Determining Selective Manipulation
Bauer Research Finds Shareholders May Benefit from Manipulated Financial Reporting
The popularity of basing executive pay on a company’s performance has sparked concerns about the veracity of annual financial reports required by the federal government.
However, a C. T. Bauer College of Business finance professor’s new research finds that shareholders may actually benefit from manipulated financial reporting.
In "Lying to Speak the Truth: Selective Manipulation and Improved Information Transmission," forthcoming in the Journal of Finance, Judge Elkins Professor of Finance Paul Povel and a co-author report that such financial reporting isn’t necessarily a negative for a firm and its investors
“We find that even if manipulation can easily be prevented, shareholders may not find it optimal to do so,” they write. “Instead, shareholders may benefit from incentivizing managers who expect their firms to perform well in the long run to manipulate an unfavorable short-term report. Such selective manipulation can make the report more informative about the manager’s performance, thereby lowering the incentive compensation required to motivate the manager to exert costly effort.”

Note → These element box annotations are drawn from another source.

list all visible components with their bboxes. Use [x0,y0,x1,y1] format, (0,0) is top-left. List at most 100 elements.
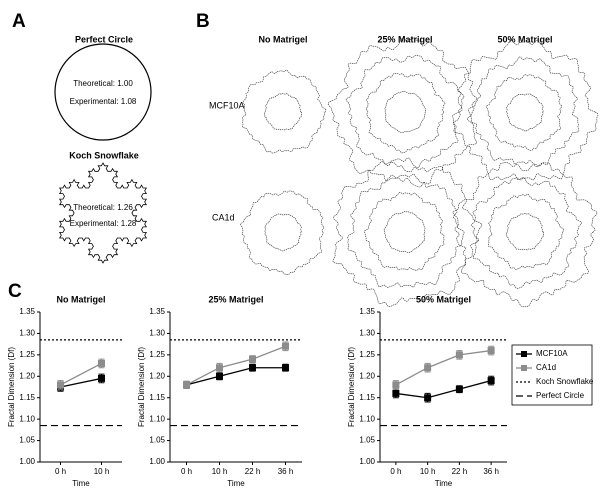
cell-contour [468,56,580,167]
series-line [186,345,286,386]
data-point [98,359,105,367]
y-tick-label: 1.10 [19,414,35,423]
y-tick-label: 1.05 [19,436,35,445]
y-tick-label: 1.00 [359,457,375,466]
cell-contour [240,190,325,276]
circle-shape [54,43,152,141]
data-point [392,381,400,389]
cell-contour [347,173,465,288]
y-tick-label: 1.35 [359,307,375,316]
x-tick-label: 0 h [55,467,66,476]
row-title: MCF10A [209,100,245,110]
x-tick-label: 10 h [420,467,436,476]
data-point [392,389,400,397]
x-tick-label: 36 h [278,467,294,476]
data-point [455,351,463,359]
x-axis-label: Time [435,479,453,488]
y-tick-label: 1.30 [19,329,35,338]
data-point [455,385,463,393]
series-line [395,349,492,386]
y-axis-label: Fractal Dimension (Df) [347,347,356,427]
koch-snowflake [59,162,147,264]
experimental-label: Experimental: 1.08 [70,97,137,106]
chart-title: 50% Matrigel [416,294,471,304]
shape-title: Koch Snowflake [69,150,139,160]
series-line [395,379,492,399]
cell-contour [242,69,327,154]
y-tick-label: 1.25 [149,350,165,359]
cell-contour [452,39,599,181]
cell-contour [345,54,462,173]
y-tick-label: 1.35 [19,307,35,316]
x-tick-label: 36 h [483,467,499,476]
column-title: No Matrigel [258,34,307,44]
data-point [487,377,495,385]
cell-contour [485,74,563,151]
cell-contour [264,213,302,252]
x-axis-label: Time [72,479,90,488]
series-line [60,362,102,386]
x-tick-label: 10 h [212,467,228,476]
legend-label: MCF10A [536,349,568,358]
chart-title: No Matrigel [56,294,105,304]
x-axis-label: Time [227,479,245,488]
data-point [183,381,190,389]
cell-contour [263,93,303,131]
y-tick-label: 1.15 [149,393,165,402]
y-tick-label: 1.35 [149,307,165,316]
legend-label: Koch Snowflake [536,377,594,386]
cell-contour [383,211,426,253]
y-tick-label: 1.10 [149,414,165,423]
cell-contour [506,213,544,251]
data-point [424,394,432,402]
x-tick-label: 0 h [390,467,401,476]
cell-contour [365,72,446,154]
y-tick-label: 1.00 [19,457,35,466]
legend-swatch [521,351,527,357]
cell-contour [327,37,478,188]
y-axis-label: Fractal Dimension (Df) [7,347,16,427]
legend-label: Perfect Circle [536,391,585,400]
y-tick-label: 1.15 [19,393,35,402]
data-point [249,364,256,372]
panel-label: B [196,11,210,32]
data-point [424,364,432,372]
cell-contour [471,177,583,289]
cell-contour [506,93,544,132]
cell-contour [487,193,565,270]
y-tick-label: 1.10 [359,414,375,423]
legend-swatch [521,365,527,371]
shape-title: Perfect Circle [75,34,133,44]
y-tick-label: 1.30 [149,329,165,338]
y-tick-label: 1.25 [359,350,375,359]
data-point [57,381,64,389]
y-tick-label: 1.20 [19,371,35,380]
y-axis-label: Fractal Dimension (Df) [137,347,146,427]
y-tick-label: 1.25 [19,350,35,359]
cell-contour [384,91,427,133]
data-point [98,374,105,382]
x-tick-label: 0 h [181,467,192,476]
y-tick-label: 1.15 [359,393,375,402]
theoretical-label: Theoretical: 1.00 [73,79,133,88]
data-point [487,347,495,355]
data-point [216,364,223,372]
data-point [282,342,289,350]
x-tick-label: 22 h [452,467,468,476]
contour-images [240,37,599,308]
cell-contour [332,157,483,308]
column-title: 50% Matrigel [497,34,552,44]
theoretical-label: Theoretical: 1.26 [73,203,133,212]
y-tick-label: 1.30 [359,329,375,338]
cell-contour [452,162,598,308]
y-tick-label: 1.20 [359,371,375,380]
y-tick-label: 1.05 [359,436,375,445]
data-point [282,364,289,372]
chart-title: 25% Matrigel [208,294,263,304]
legend-label: CA1d [536,363,556,372]
data-point [216,372,223,380]
panel-label: A [12,11,26,32]
y-tick-label: 1.00 [149,457,165,466]
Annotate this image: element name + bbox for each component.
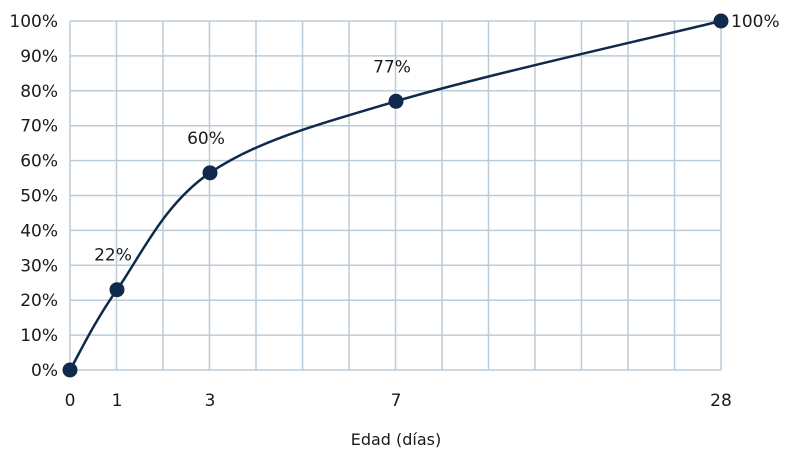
y-tick-label: 60% <box>20 152 58 172</box>
x-tick-label: 28 <box>710 391 732 411</box>
x-tick-label: 1 <box>112 391 123 411</box>
y-tick-label: 20% <box>20 291 58 311</box>
data-point <box>713 13 729 29</box>
y-tick-label: 90% <box>20 47 58 67</box>
data-labels: 22% 60% 77% 100% <box>94 12 780 266</box>
data-label: 100% <box>731 12 780 32</box>
data-point <box>388 93 404 109</box>
data-markers <box>62 13 729 378</box>
y-tick-label: 0% <box>31 361 58 381</box>
x-tick-label: 7 <box>391 391 402 411</box>
y-tick-label: 10% <box>20 326 58 346</box>
y-tick-label: 100% <box>9 12 58 32</box>
y-tick-label: 80% <box>20 82 58 102</box>
data-point <box>109 282 125 298</box>
grid <box>69 20 722 371</box>
x-tick-label: 3 <box>205 391 216 411</box>
y-tick-label: 70% <box>20 117 58 137</box>
data-label: 22% <box>94 246 132 266</box>
y-tick-label: 50% <box>20 187 58 207</box>
data-point <box>62 362 78 378</box>
y-tick-label: 40% <box>20 221 58 241</box>
x-axis-title: Edad (días) <box>351 430 442 449</box>
y-axis-ticks: 0% 10% 20% 30% 40% 50% 60% 70% 80% 90% 100% <box>9 12 58 381</box>
data-label: 60% <box>187 129 225 149</box>
y-tick-label: 30% <box>20 256 58 276</box>
x-axis-ticks: 0 1 3 7 28 <box>65 391 732 411</box>
data-label: 77% <box>373 57 411 77</box>
x-tick-label: 0 <box>65 391 76 411</box>
data-point <box>202 165 218 181</box>
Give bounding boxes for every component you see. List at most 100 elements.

Povel explains further: “Only managers who know that their firm’s fundamentals are healthy and that a disappointing intermediate performance is undeservedly bad should be given an incentive to manipulate report upwards. That is achieved by offering bonuses contingent on achieving both high reported performance and high realized performance. A pessimistic manager who expects to realize low performance would then have no incentive to manipulate.”
The research authors stress that because manipulation is costly for many reasons, the optimal effects are realized only under specific circumstances: when a manager’s decisions have only a moderate effect on the firm’s performance and the expected negative valuation by manipulation is not too large.
In contrast, manipulation should be prevented when managers are highly productive or the expected value destruction caused by manipulation is large.
“To implement ‘selective manipulation, firms can use claw-back provisions or performance-vesting stock awards,” Povel said.